Photo by Dominic Alves.

Today, Black British music has greatly expanded, but still remains rooted in sound systems.

While the formation of community has been positive, Harris explains that much of his research is a highly complex and often disheartening commentary on Blackness.

Blackness has been created as a category by dominant society: the white community, mostly colonizers. Black music became a thing only because of the push to otherize Black Britons; in many ways, Black culture exists only as an “other” in relation to whiteness. This raises a question of identity that Harris continues to examine: Who has the power to represent self?

In the U.S. especially, Black music is a crucial foundation to American popular music. But as in the UK, it finds its origins in community, folk traditions, and struggle. The industrial nature of the U.S. allows that struggle to be commercialized and disseminated across the globe, creating a sort of paradox. According to Harris, Black individuals must reconcile “being recognized and loved globally, but understanding that people still despise who you are.”

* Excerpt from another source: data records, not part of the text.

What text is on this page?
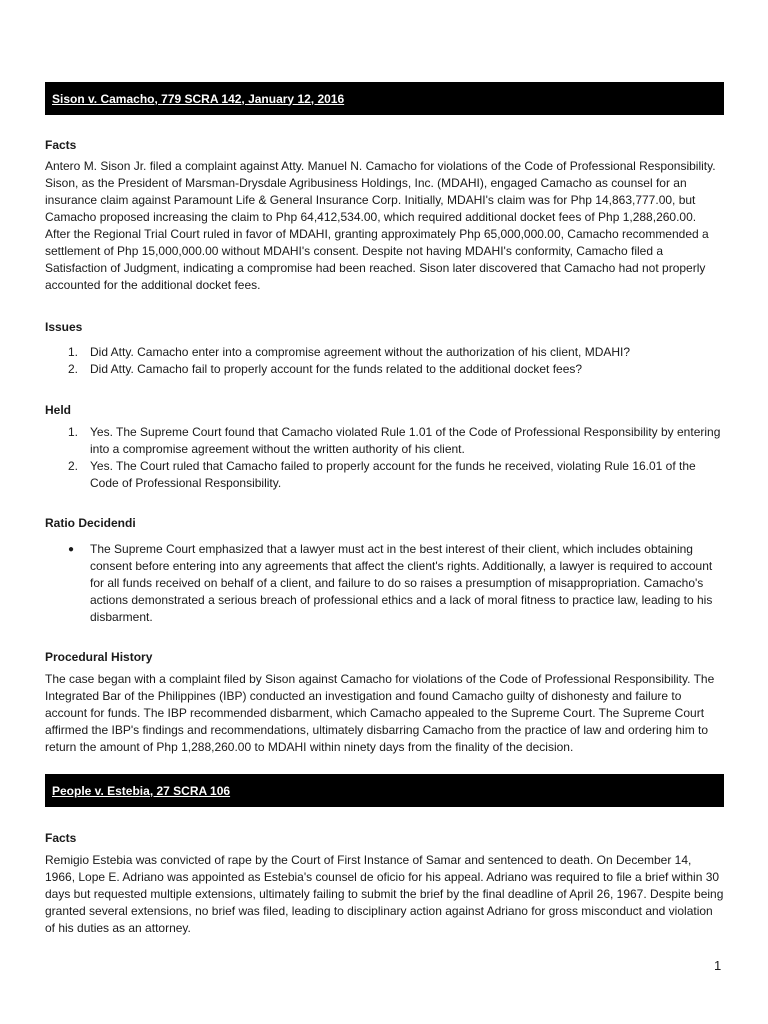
Sison v. Camacho, 779 SCRA 142, January 12, 2016
Facts

Antero M. Sison Jr. filed a complaint against Atty. Manuel N. Camacho for violations of the Code of Professional Responsibility. Sison, as the President of Marsman-Drysdale Agribusiness Holdings, Inc. (MDAHI), engaged Camacho as counsel for an insurance claim against Paramount Life & General Insurance Corp. Initially, MDAHI's claim was for Php 14,863,777.00, but Camacho proposed increasing the claim to Php 64,412,534.00, which required additional docket fees of Php 1,288,260.00. After the Regional Trial Court ruled in favor of MDAHI, granting approximately Php 65,000,000.00, Camacho recommended a settlement of Php 15,000,000.00 without MDAHI's consent. Despite not having MDAHI's conformity, Camacho filed a Satisfaction of Judgment, indicating a compromise had been reached. Sison later discovered that Camacho had not properly accounted for the additional docket fees.

Issues
1. Did Atty. Camacho enter into a compromise agreement without the authorization of his client, MDAHI?
2. Did Atty. Camacho fail to properly account for the funds related to the additional docket fees?
Held
1. Yes. The Supreme Court found that Camacho violated Rule 1.01 of the Code of Professional Responsibility by entering into a compromise agreement without the written authority of his client.
2. Yes. The Court ruled that Camacho failed to properly account for the funds he received, violating Rule 16.01 of the Code of Professional Responsibility.
Ratio Decidendi
● The Supreme Court emphasized that a lawyer must act in the best interest of their client, which includes obtaining consent before entering into any agreements that affect the client's rights. Additionally, a lawyer is required to account for all funds received on behalf of a client, and failure to do so raises a presumption of misappropriation. Camacho's actions demonstrated a serious breach of professional ethics and a lack of moral fitness to practice law, leading to his disbarment.
Procedural History

The case began with a complaint filed by Sison against Camacho for violations of the Code of Professional Responsibility. The Integrated Bar of the Philippines (IBP) conducted an investigation and found Camacho guilty of dishonesty and failure to account for funds. The IBP recommended disbarment, which Camacho appealed to the Supreme Court. The Supreme Court affirmed the IBP's findings and recommendations, ultimately disbarring Camacho from the practice of law and ordering him to return the amount of Php 1,288,260.00 to MDAHI within ninety days from the finality of the decision.

People v. Estebia, 27 SCRA 106
Facts

Remigio Estebia was convicted of rape by the Court of First Instance of Samar and sentenced to death. On December 14, 1966, Lope E. Adriano was appointed as Estebia's counsel de oficio for his appeal. Adriano was required to file a brief within 30 days but requested multiple extensions, ultimately failing to submit the brief by the final deadline of April 26, 1967. Despite being granted several extensions, no brief was filed, leading to disciplinary action against Adriano for gross misconduct and violation of his duties as an attorney.

1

To conduct his research, Harris mostly engages in fieldwork. He spends a significant amount of time in London, engaging with Black communities and listening to live music. His analysis typically involves both sonic and situational elements.

But the most valuable part of Harris’ fieldwork, perhaps, is the community that he himself finds. “Ethnomusicology has for me been a very transformative experience,” he said. “It has helped me to create new global relationships with people ⁠— I consider myself now to have homes in several different places.”